The stock seems fairly valued at the moment according to my relative valuation model. In this instance, I’ve used the price-to-earnings (PE) ratio given that there is not enough information to reliably forecast the stock’s cash flows. I find that Great Eagle Holdings’s ratio of 4.07x is trading slightly below its industry peers’ ratio of 6.63x, which means if you buy Great Eagle Holdings today, you’d be paying a reasonable price for it. And if you believe Great Eagle Holdings should be trading in this range, then there isn’t much room for the share price grow beyond where it’s currently trading. Although, there may be an opportunity to buy in the future. This is because Great Eagle Holdings’s beta (a measure of share price volatility) is high, meaning its price movements will be exaggerated relative to the rest of the market. If the market is bearish, the company’s shares will likely fall by more than the rest of the market, providing a prime buying opportunity.

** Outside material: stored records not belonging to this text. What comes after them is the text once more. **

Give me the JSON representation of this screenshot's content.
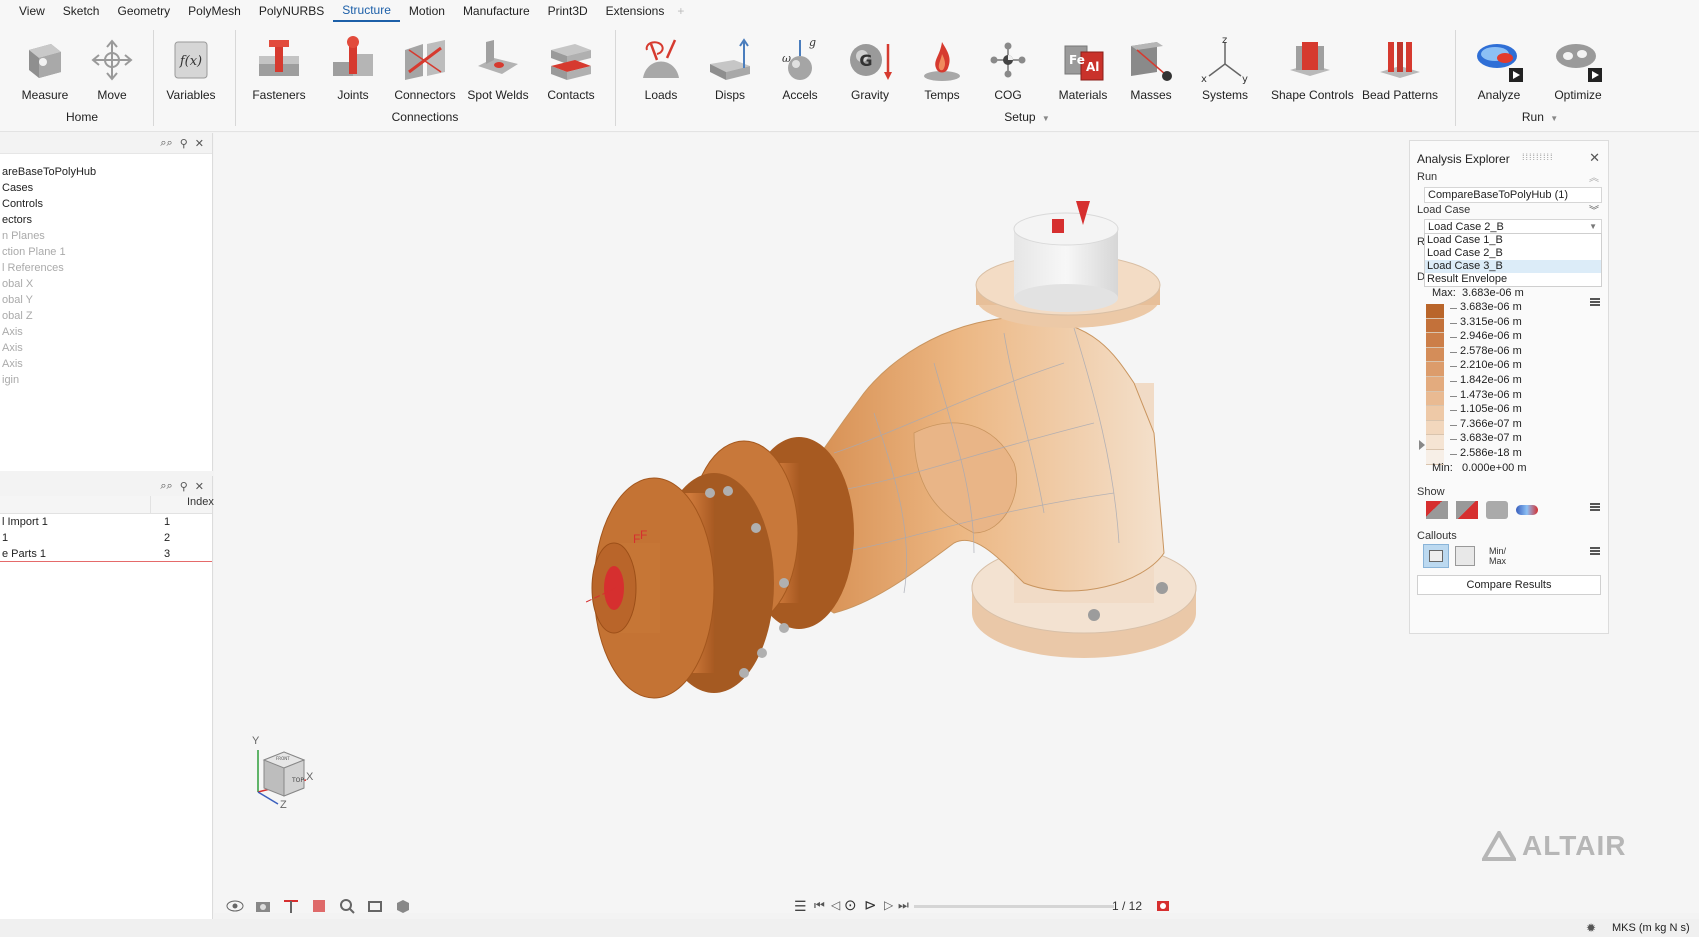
{
  "menubar": {
    "items": [
      "View",
      "Sketch",
      "Geometry",
      "PolyMesh",
      "PolyNURBS",
      "Structure",
      "Motion",
      "Manufacture",
      "Print3D",
      "Extensions"
    ],
    "active": "Structure",
    "plus": "+"
  },
  "ribbon": {
    "tools": {
      "measure": "Measure",
      "move": "Move",
      "variables": "Variables",
      "fasteners": "Fasteners",
      "joints": "Joints",
      "connectors": "Connectors",
      "spot_welds": "Spot Welds",
      "contacts": "Contacts",
      "loads": "Loads",
      "disps": "Disps",
      "accels": "Accels",
      "gravity": "Gravity",
      "temps": "Temps",
      "cog": "COG",
      "materials": "Materials",
      "masses": "Masses",
      "systems": "Systems",
      "shape_controls": "Shape Controls",
      "bead_patterns": "Bead Patterns",
      "analyze": "Analyze",
      "optimize": "Optimize"
    },
    "groups": {
      "home": "Home",
      "connections": "Connections",
      "setup": "Setup",
      "run": "Run"
    },
    "icon_text": {
      "variables_fx": "f(x)",
      "accels_omega": "ω",
      "accels_g": "g",
      "gravity_g": "G",
      "materials_fe": "Fe",
      "materials_al": "Al",
      "systems_x": "x",
      "systems_y": "y",
      "systems_z": "z"
    }
  },
  "model_browser": {
    "items": [
      {
        "label": "areBaseToPolyHub",
        "dim": false
      },
      {
        "label": "Cases",
        "dim": false
      },
      {
        "label": "Controls",
        "dim": false
      },
      {
        "label": "ectors",
        "dim": false
      },
      {
        "label": "n Planes",
        "dim": true
      },
      {
        "label": "ction Plane 1",
        "dim": true
      },
      {
        "label": "l References",
        "dim": true
      },
      {
        "label": "obal X",
        "dim": true
      },
      {
        "label": "obal Y",
        "dim": true
      },
      {
        "label": "obal Z",
        "dim": true
      },
      {
        "label": "Axis",
        "dim": true
      },
      {
        "label": "Axis",
        "dim": true
      },
      {
        "label": "Axis",
        "dim": true
      },
      {
        "label": "igin",
        "dim": true
      }
    ]
  },
  "property_table": {
    "header_index": "Index",
    "rows": [
      {
        "name": "l Import 1",
        "index": "1"
      },
      {
        "name": "1",
        "index": "2"
      },
      {
        "name": "e Parts 1",
        "index": "3"
      }
    ]
  },
  "explorer": {
    "title": "Analysis Explorer",
    "run_label": "Run",
    "run_value": "CompareBaseToPolyHub (1)",
    "load_case_label": "Load Case",
    "load_case_value": "Load Case 2_B",
    "options": [
      "Load Case 1_B",
      "Load Case 2_B",
      "Load Case 3_B",
      "Result Envelope"
    ],
    "selected_option_index": 2,
    "hidden_r": "R",
    "hidden_d": "D",
    "max_label": "Max:",
    "max_value": "3.683e-06 m",
    "legend_values": [
      "3.683e-06 m",
      "3.315e-06 m",
      "2.946e-06 m",
      "2.578e-06 m",
      "2.210e-06 m",
      "1.842e-06 m",
      "1.473e-06 m",
      "1.105e-06 m",
      "7.366e-07 m",
      "3.683e-07 m",
      "2.586e-18 m"
    ],
    "legend_colors": [
      "#b9652a",
      "#c3713a",
      "#cc7e48",
      "#d48d59",
      "#dc9c6b",
      "#e3ab7e",
      "#e9ba92",
      "#eec9a7",
      "#f2d7bd",
      "#f5e4d3",
      "#f7efe7"
    ],
    "min_label": "Min:",
    "min_value": "0.000e+00 m",
    "show_label": "Show",
    "callouts_label": "Callouts",
    "minmax_label": "Min/\nMax",
    "compare_button": "Compare Results"
  },
  "viewport": {
    "force_label": "F",
    "nav_cube": {
      "y": "Y",
      "x": "X",
      "z": "Z",
      "top": "TOP",
      "left_face": "FRONT"
    },
    "watermark": "ALTAIR"
  },
  "bottombar": {
    "frame": "1 / 12"
  },
  "statusbar": {
    "units": "MKS (m kg N s)"
  },
  "colors": {
    "accent": "#1c5fa8",
    "result_orange": "#c87a3e",
    "load_red": "#d62f2f"
  }
}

What does the future of Great Eagle Holdings look like?
Future outlook is an important aspect when you’re looking at buying a stock, especially if you are an investor looking for growth in your portfolio. Although value investors would argue that it’s the intrinsic value relative to the price that matter the most, a more compelling investment thesis would be high growth potential at a cheap price. However, with an expected decline of -11% in revenues over the next year, short term growth isn’t a driver for a buy decision for Great Eagle Holdings. This certainty tips the risk-return scale towards higher risk.
What this means for you:
Are you a shareholder? 41 seems fairly priced right now, but given the uncertainty from negative returns in the future, this could be the right time to de-risk your portfolio. Is your current exposure to the stock optimal for your total portfolio? And is the opportunity cost of holding a negative-outlook stock too high? Before you make a decision on 41, take a look at whether its fundamentals have changed.